Path traversal occurs when user-controlled input reaches a file operation without being constrained to an intended directory. The classic form is ../../etc/passwd, but the mechanism appears in any context where a filename or path segment comes from outside the application: file download endpoints, archive extraction, template loading, log viewing.

The directory traversal attack page covers common exploitation patterns. The common mistake on the defence side is checking the input string rather than the resolved path. An input like images/../../etc/shadow may pass a check for ../ sequences in the raw string while still resolving outside the intended directory after the OS processes it.

Python

The safe pattern uses pathlib.Path.resolve() to canonicalise the path, then checks whether the result falls within the allowed base:

from pathlib import Path

BASE_DIR = Path("/var/www/uploads").resolve()
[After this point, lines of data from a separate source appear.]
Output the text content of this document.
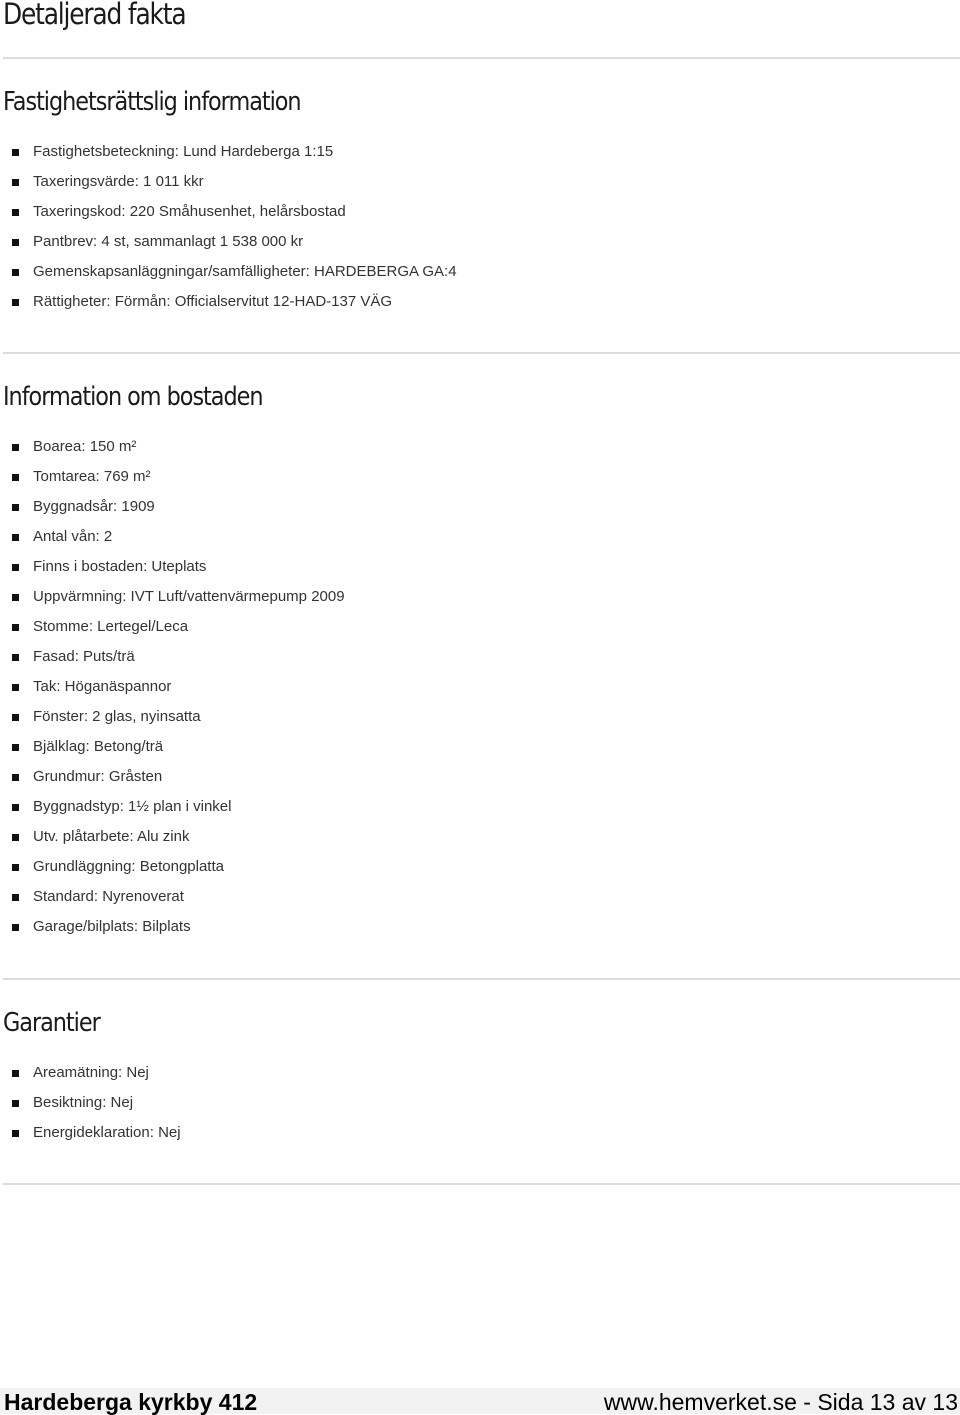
Detaljerad fakta
Fastighetsrättslig information
Fastighetsbeteckning: Lund Hardeberga 1:15
Taxeringsvärde: 1 011 kkr
Taxeringskod: 220 Småhusenhet, helårsbostad
Pantbrev: 4 st, sammanlagt 1 538 000 kr
Gemenskapsanläggningar/samfälligheter: HARDEBERGA GA:4
Rättigheter: Förmån: Officialservitut 12-HAD-137 VÄG
Information om bostaden
Boarea: 150 m²
Tomtarea: 769 m²
Byggnadsår: 1909
Antal vån: 2
Finns i bostaden: Uteplats
Uppvärmning: IVT Luft/vattenvärmepump 2009
Stomme: Lertegel/Leca
Fasad: Puts/trä
Tak: Höganäspannor
Fönster: 2 glas, nyinsatta
Bjälklag: Betong/trä
Grundmur: Gråsten
Byggnadstyp: 1½ plan i vinkel
Utv. plåtarbete: Alu zink
Grundläggning: Betongplatta
Standard: Nyrenoverat
Garage/bilplats: Bilplats
Garantier
Areamätning: Nej
Besiktning: Nej
Energideklaration: Nej
Hardeberga kyrkby 412	www.hemverket.se - Sida 13 av 13
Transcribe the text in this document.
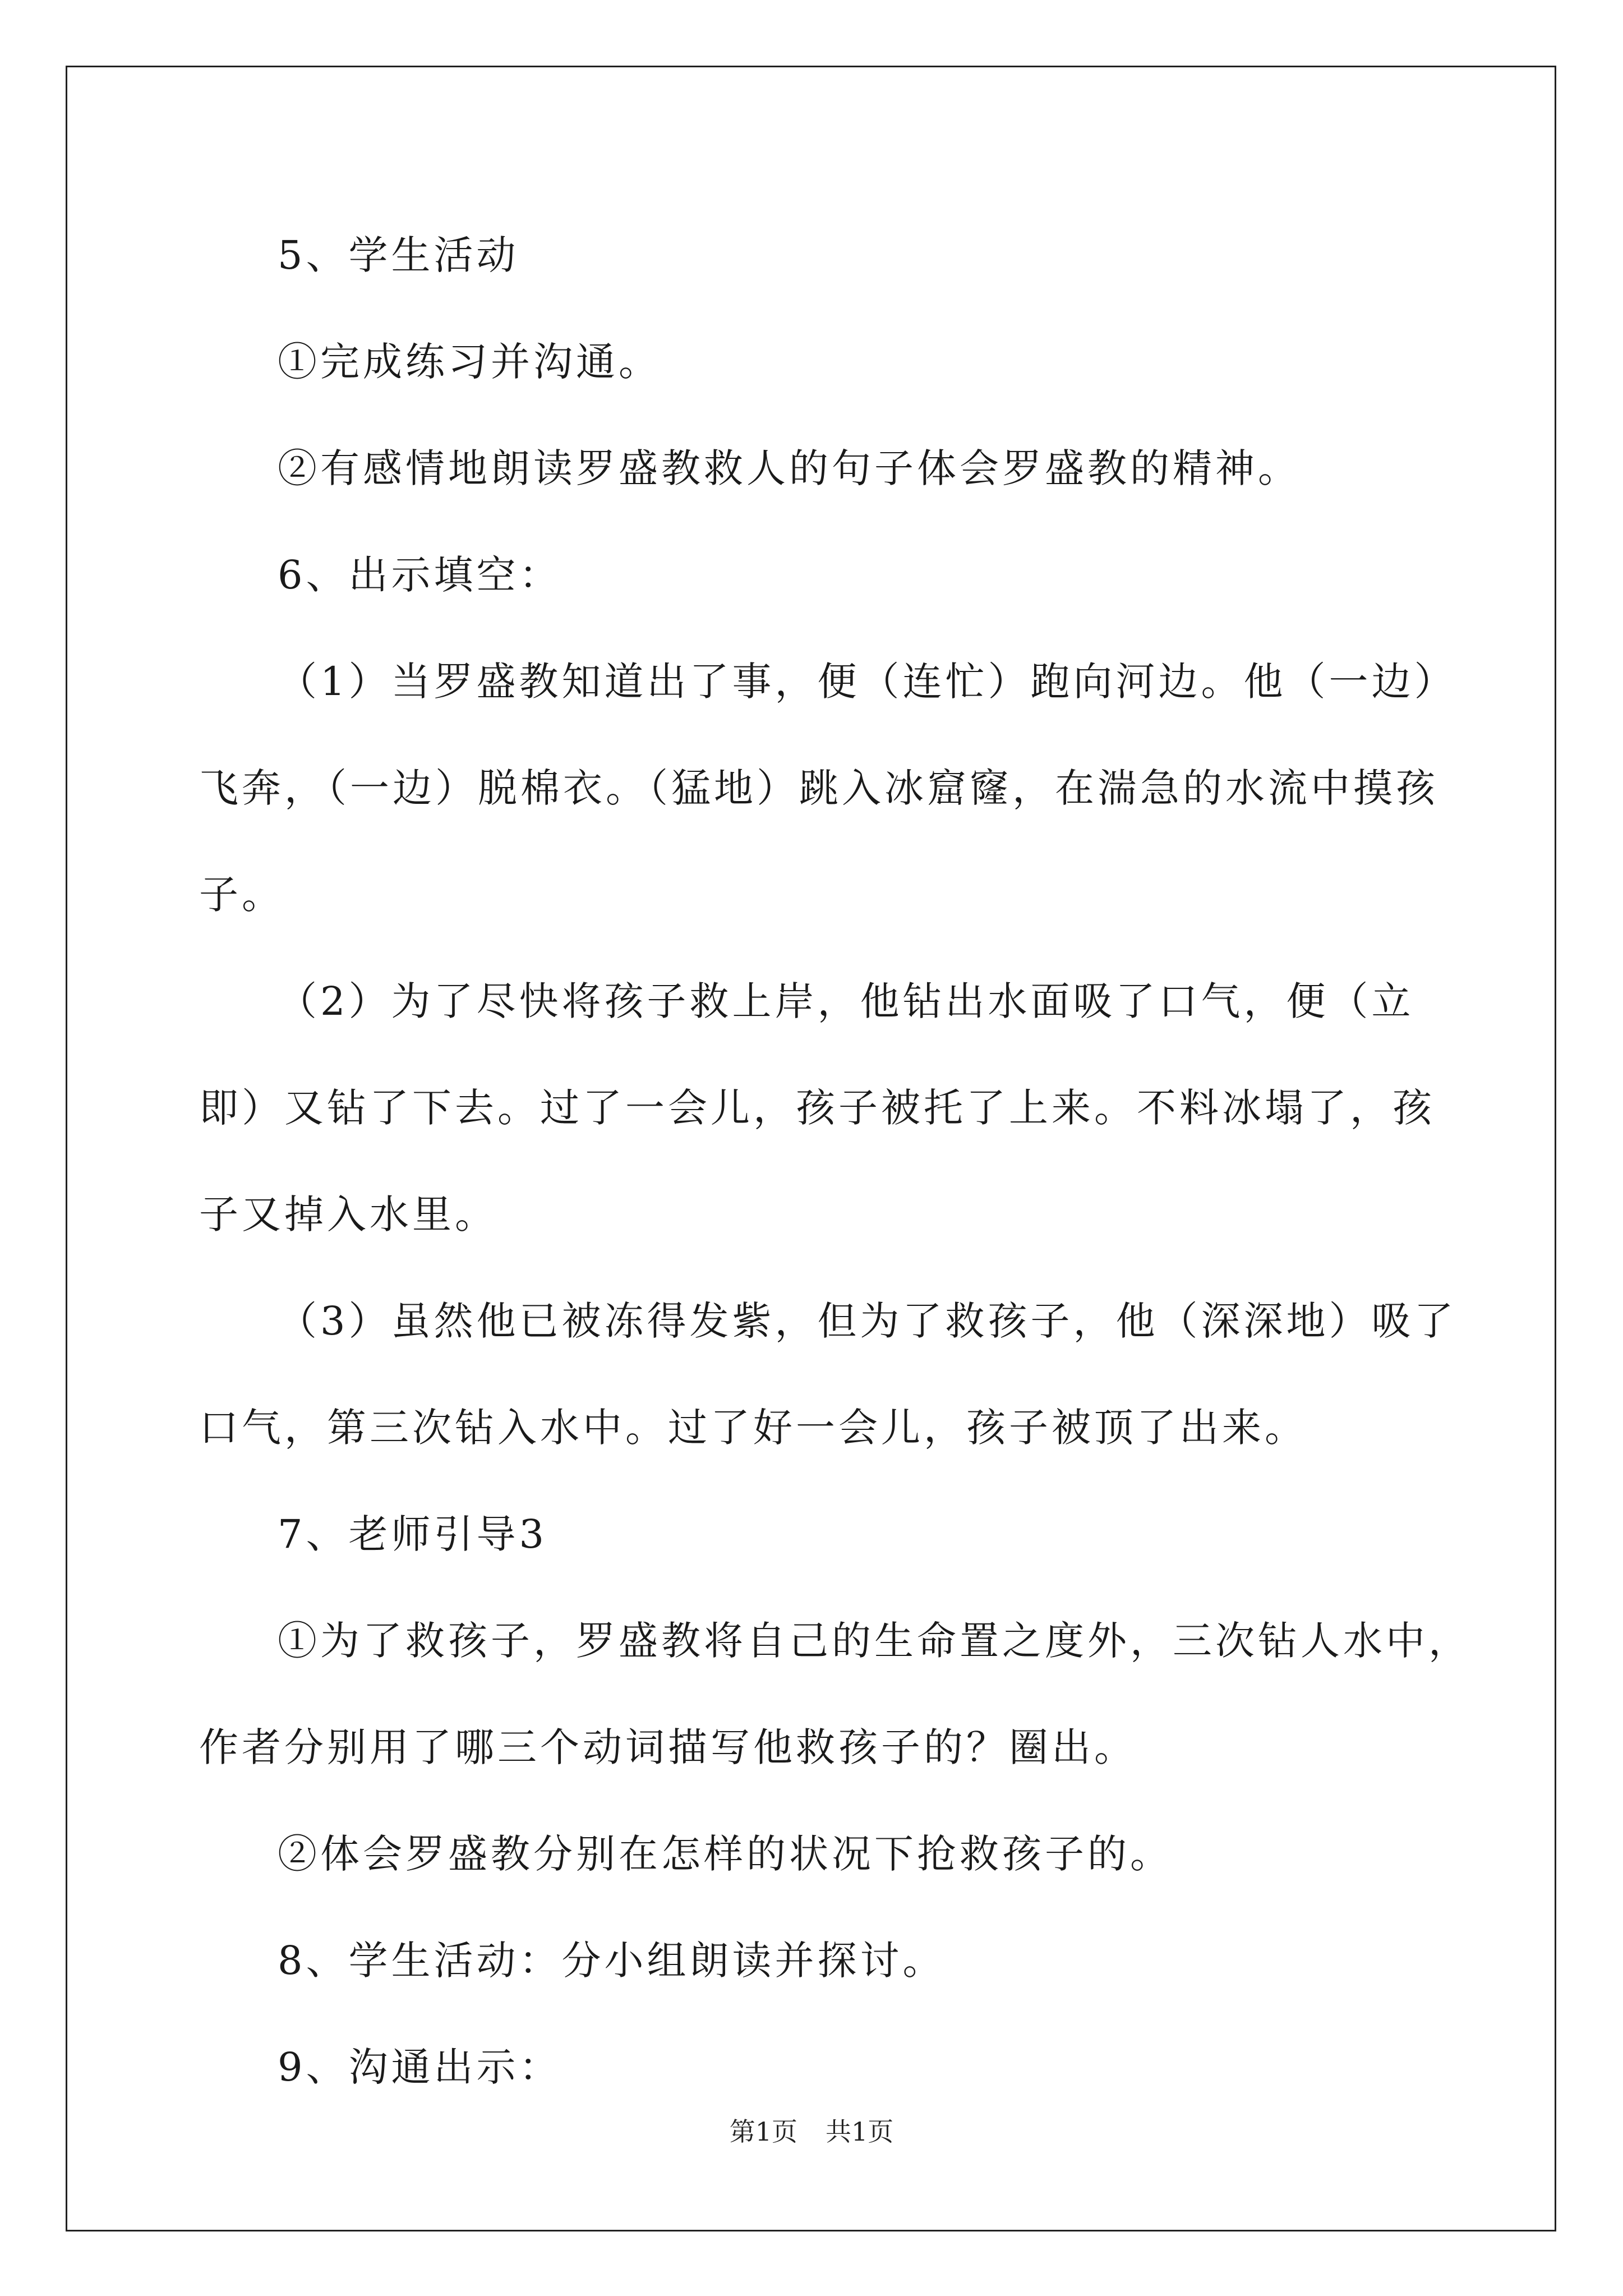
5、学生活动

①完成练习并沟通。

②有感情地朗读罗盛教救人的句子体会罗盛教的精神。

6、出示填空：

（1）当罗盛教知道出了事，便（连忙）跑向河边。他（一边）飞奔，（一边）脱棉衣。（猛地）跳入冰窟窿，在湍急的水流中摸孩子。

（2）为了尽快将孩子救上岸，他钻出水面吸了口气，便（立即）又钻了下去。过了一会儿，孩子被托了上来。不料冰塌了，孩子又掉入水里。

（3）虽然他已被冻得发紫，但为了救孩子，他（深深地）吸了口气，第三次钻入水中。过了好一会儿，孩子被顶了出来。

7、老师引导3

①为了救孩子，罗盛教将自己的生命置之度外，三次钻人水中，作者分别用了哪三个动词描写他救孩子的？圈出。

②体会罗盛教分别在怎样的状况下抢救孩子的。

8、学生活动：分小组朗读并探讨。

9、沟通出示：

第1页 共1页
def safe_open(filename: str) -> bytes:
    # resolve() follows symlinks and collapses .. sequences
    target = (BASE_DIR / filename).resolve()

    if not target.is_relative_to(BASE_DIR):
        raise ValueError("access outside upload directory")

    return target.read_bytes()

The check happens on the resolved path, not the raw string. is_relative_to() is available from Python 3.9; on earlier versions, use:

    if not str(target).startswith(str(BASE_DIR) + "/"):
        raise ValueError("access outside upload directory")

The unsafe pattern, for comparison:

# unsafe: checks the input string, not the resolved path
def unsafe_open(filename: str) -> bytes:
    if ".." in filename:
        raise ValueError("invalid path")
    return open(f"/var/www/uploads/{filename}").read()

A filename like images/%2e%2e%2fetc%2fpasswd (URL-encoded) may bypass the string check.

Node.js

const path = require("path");
const fs = require("fs");

const BASE_DIR = path.resolve("/var/www/uploads");

function safeRead(filename) {
    const target = path.resolve(BASE_DIR, filename);

    if (!target.startsWith(BASE_DIR + path.sep)) {
        throw new Error("access outside upload directory");
    }

    return fs.readFileSync(target);
}

The path.sep suffix prevents a directory named /var/www/uploads-other from passing the prefix check.

Archive extraction

Archive extraction is a high-risk context. ZIP and tar archives can contain entries with absolute paths or .. sequences. Extraction libraries do not always strip these.

import zipfile
from pathlib import Path

def safe_extract(zip_path: str, dest: str) -> None:
    dest_dir = Path(dest).resolve()

    with zipfile.ZipFile(zip_path) as zf:
        for member in zf.namelist():
            target = (dest_dir / member).resolve()

            if not target.is_relative_to(dest_dir):
                raise ValueError(f"zip slip: {member}")

            zf.extract(member, dest_dir)

This is the “zip slip” pattern: a maliciously crafted archive overwrites arbitrary files on the filesystem if extraction is done without path validation.